Too many people expect the current public safety and security situation to be solved only by the government and more particularly, Minister of Public Security Khemraj Ramjattan. Public safety and security is not only the business of the executive arm of government; it is based on a cross-cutting approach that requires input from a multiplicity of actors including the private sector.
An effective crime-fighting strategy is built upon a public-private partnership. It requires input from government and civil society, among other bodies. Unfortunately, in Guyana, the private sector is yet to play a meaningful role in combating crime. They have been found wanting in relation to a crime-fighting strategy and corporate social responsibility. Certainly, they are graded ‘A’ for unconstructive criticism and second-rate inputs into an effective crime-fighting strategy.
Indisputably, crime in Guyana is partly driven by income inequality, lack of job opportunities, the impact of drugs and organized crime, the proliferation of small arms and light weapons, and a range of other sociological factors. Solving this problem requires an effective public-private partnership which seeks to bridge the gap between private and society interests.

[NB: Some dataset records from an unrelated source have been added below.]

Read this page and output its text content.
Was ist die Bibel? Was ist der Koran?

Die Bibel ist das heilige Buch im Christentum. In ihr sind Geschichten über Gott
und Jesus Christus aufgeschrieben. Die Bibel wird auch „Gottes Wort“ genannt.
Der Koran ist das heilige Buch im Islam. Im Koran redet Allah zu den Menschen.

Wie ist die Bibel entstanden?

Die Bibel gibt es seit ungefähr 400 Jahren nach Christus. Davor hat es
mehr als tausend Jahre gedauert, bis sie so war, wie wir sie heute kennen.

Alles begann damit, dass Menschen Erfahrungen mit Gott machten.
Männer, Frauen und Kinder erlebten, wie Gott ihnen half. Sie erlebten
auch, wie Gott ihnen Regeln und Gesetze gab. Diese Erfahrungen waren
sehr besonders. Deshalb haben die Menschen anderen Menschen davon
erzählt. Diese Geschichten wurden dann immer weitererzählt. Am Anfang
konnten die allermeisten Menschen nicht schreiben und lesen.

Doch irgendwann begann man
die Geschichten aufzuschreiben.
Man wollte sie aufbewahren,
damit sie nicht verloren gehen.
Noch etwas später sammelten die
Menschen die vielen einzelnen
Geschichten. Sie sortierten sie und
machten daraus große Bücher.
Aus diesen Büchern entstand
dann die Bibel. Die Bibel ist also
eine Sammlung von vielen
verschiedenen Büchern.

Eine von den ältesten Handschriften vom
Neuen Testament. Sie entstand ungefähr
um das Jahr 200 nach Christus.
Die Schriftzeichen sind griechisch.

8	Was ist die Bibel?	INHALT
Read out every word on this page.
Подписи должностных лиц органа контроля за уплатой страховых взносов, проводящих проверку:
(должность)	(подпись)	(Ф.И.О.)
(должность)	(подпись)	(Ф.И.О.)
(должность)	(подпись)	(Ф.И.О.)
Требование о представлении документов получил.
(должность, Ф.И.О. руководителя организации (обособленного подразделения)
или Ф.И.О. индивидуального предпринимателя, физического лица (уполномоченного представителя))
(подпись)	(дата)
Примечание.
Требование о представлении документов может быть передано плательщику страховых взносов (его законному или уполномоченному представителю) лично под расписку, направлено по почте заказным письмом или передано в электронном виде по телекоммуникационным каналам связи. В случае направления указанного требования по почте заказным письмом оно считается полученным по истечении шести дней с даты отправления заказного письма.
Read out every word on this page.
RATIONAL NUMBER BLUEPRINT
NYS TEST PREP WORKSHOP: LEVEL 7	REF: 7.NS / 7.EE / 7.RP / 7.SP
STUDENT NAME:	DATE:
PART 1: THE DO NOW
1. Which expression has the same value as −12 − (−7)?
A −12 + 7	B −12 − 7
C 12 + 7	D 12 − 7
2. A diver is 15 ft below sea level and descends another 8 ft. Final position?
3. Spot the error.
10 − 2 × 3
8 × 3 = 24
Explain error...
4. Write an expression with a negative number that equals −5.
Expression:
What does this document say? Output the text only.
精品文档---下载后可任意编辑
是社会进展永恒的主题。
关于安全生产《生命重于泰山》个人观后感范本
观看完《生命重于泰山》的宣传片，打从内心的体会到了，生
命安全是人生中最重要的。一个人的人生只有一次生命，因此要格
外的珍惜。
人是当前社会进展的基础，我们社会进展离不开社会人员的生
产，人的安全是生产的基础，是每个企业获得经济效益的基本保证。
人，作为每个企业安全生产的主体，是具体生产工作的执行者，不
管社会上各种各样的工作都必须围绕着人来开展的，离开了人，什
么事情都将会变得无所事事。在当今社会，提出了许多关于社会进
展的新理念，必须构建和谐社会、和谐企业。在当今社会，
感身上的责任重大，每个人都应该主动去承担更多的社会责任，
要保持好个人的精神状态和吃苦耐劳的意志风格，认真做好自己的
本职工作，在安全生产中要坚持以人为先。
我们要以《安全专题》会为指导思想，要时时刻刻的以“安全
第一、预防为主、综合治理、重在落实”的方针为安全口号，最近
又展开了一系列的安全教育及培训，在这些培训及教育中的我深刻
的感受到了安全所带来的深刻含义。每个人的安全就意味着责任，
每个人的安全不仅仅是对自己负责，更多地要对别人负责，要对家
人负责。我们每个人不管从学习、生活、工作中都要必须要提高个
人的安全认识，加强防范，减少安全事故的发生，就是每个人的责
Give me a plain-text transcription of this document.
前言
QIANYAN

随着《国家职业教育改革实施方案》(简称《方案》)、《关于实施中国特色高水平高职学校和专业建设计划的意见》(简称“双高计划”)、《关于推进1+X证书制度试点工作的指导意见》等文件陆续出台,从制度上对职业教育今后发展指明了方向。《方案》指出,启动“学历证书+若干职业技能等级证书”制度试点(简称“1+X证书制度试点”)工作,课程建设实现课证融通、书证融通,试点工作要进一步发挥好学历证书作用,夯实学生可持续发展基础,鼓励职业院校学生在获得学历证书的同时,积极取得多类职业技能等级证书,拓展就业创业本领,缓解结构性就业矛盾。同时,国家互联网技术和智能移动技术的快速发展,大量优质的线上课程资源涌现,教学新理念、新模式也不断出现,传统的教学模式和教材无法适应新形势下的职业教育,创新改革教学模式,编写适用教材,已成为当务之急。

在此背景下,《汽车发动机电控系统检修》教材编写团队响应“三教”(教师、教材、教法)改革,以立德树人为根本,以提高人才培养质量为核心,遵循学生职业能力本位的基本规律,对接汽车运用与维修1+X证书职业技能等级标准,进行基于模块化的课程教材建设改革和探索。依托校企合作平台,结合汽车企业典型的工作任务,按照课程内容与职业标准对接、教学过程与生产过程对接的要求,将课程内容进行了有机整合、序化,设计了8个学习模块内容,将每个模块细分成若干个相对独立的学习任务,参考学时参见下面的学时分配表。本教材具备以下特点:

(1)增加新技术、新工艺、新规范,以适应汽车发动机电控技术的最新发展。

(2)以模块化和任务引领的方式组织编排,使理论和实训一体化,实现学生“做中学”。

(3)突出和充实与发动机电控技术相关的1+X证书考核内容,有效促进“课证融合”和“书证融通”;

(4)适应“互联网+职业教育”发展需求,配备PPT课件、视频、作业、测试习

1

Hence, the time has come for the private sector to be meaningfully involved in activities such as job creation, offering jobs or training courses, meaningful participation in public policy and community meetings and moreover partnering with interested stakeholders in crime and violence prevention.
Jobs and training courses should be made available to vulnerable groups such as prisoners, former prisoners, young offenders and the dispossessed. The recommended measures are not the panacea for crime and violence, but may significantly reduce the impact of crime on the Guyanese society, more particularly the business community.